The first votes will be cast in Iowa’s January 19 caucuses and New Hampshire’s January 27 primary.
One after another, the field turned on Dean, who holds a double-digit lead in New Hampshire polls, and Gore in an effort to take the lustre off the newly minted endorsement.
They appealed to the independent streak of voters, and suggested the endorsement smacked of old-style party machine politics.
Joe Lieberman, Gore’s spurned 2000 running mate, asserted that “my chances have actually increased today”. The Connecticut senator said people had stopped him in the airport to express outrage over Gore’s backing of Dean.
For his part, Dean told the others: “Attack me. Don’t attack Al Gore. I don’t think he deserves to be attacked by anybody up here.”
Clearly Gore’s endorsement overshadowed the debate.
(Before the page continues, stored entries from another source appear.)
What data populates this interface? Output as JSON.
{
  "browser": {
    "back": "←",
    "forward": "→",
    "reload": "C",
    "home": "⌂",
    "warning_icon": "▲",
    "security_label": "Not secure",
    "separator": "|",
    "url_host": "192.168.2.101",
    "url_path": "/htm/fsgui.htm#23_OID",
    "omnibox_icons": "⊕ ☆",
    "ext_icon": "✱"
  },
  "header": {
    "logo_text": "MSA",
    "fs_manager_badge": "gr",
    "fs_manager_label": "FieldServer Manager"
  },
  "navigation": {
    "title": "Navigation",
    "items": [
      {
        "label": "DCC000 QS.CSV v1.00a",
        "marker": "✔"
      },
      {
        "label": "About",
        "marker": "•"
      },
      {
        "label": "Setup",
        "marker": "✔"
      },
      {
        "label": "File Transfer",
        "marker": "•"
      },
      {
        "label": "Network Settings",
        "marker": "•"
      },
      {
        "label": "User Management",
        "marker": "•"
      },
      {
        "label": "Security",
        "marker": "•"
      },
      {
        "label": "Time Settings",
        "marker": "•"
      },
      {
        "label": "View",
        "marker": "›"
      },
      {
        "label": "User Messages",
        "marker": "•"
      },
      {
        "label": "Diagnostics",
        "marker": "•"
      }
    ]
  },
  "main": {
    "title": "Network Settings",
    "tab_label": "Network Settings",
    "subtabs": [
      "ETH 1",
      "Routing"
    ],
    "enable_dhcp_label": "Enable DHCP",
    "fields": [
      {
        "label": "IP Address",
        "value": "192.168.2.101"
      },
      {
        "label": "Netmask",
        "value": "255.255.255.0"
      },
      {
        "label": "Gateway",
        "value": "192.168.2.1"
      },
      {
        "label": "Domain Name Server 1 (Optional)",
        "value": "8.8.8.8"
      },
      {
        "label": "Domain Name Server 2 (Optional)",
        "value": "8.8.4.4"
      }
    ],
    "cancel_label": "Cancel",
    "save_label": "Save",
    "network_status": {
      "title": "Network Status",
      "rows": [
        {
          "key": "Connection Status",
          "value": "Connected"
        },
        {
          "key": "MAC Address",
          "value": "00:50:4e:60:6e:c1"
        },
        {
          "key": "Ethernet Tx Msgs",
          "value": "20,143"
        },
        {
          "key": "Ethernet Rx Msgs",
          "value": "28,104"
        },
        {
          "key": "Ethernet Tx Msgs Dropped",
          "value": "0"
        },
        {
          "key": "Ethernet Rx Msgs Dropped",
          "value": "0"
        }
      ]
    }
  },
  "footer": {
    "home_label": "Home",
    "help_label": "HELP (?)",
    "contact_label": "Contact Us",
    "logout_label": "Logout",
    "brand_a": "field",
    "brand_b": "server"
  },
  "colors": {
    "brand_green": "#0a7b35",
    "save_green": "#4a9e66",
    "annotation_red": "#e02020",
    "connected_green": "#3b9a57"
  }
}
In 2000, Gore won the popular vote by half a million votes but conceded to Republican Bush after a tumultuous 36-day recount in Florida and a 5-4 Supreme Court vote against him.
The endorsement of Bill Clinton’s No 2 was a coveted prize for the Democratic hopefuls.
The response to Gore’s stunning decision was precipitated when one of the debate’s moderators, ABC’s Ted Koppel, opened the debate by inviting the field of nine candidates to “raise your hand if you believe that Governor Dean can beat George Bush”.
Only one, Dean, raised his hand.
In endorsing Dean earlier in the day at campaign stops in New York and Iowa, Gore urged Democrats to unite behind the front-runner and said: “We don’t have the luxury of fighting among ourselves.”
That touched off an avalanche of criticism from Dean’s rivals.
Al Sharpton said Gore’s tactics smacked of “bossism,” and added: “We’re not going to have any big name come in now and tell us the field should be limited ... No Democrat should shut us up today.”
Senator John Edwards said: “We’re not going to have a coronation.”
And Republican Dick Gephardt declared: “I’m sure all of us think we have the best chance to beat George Bush.”
But, he said, he stood a better chance than the others in the battleground states of the Midwest that would likely decide the election.
Democratic strategists said Gore’s endorsement had an immediate impact, if only by giving Dean’s rivals something to complain about other than Dean’s policies and campaign mistakes.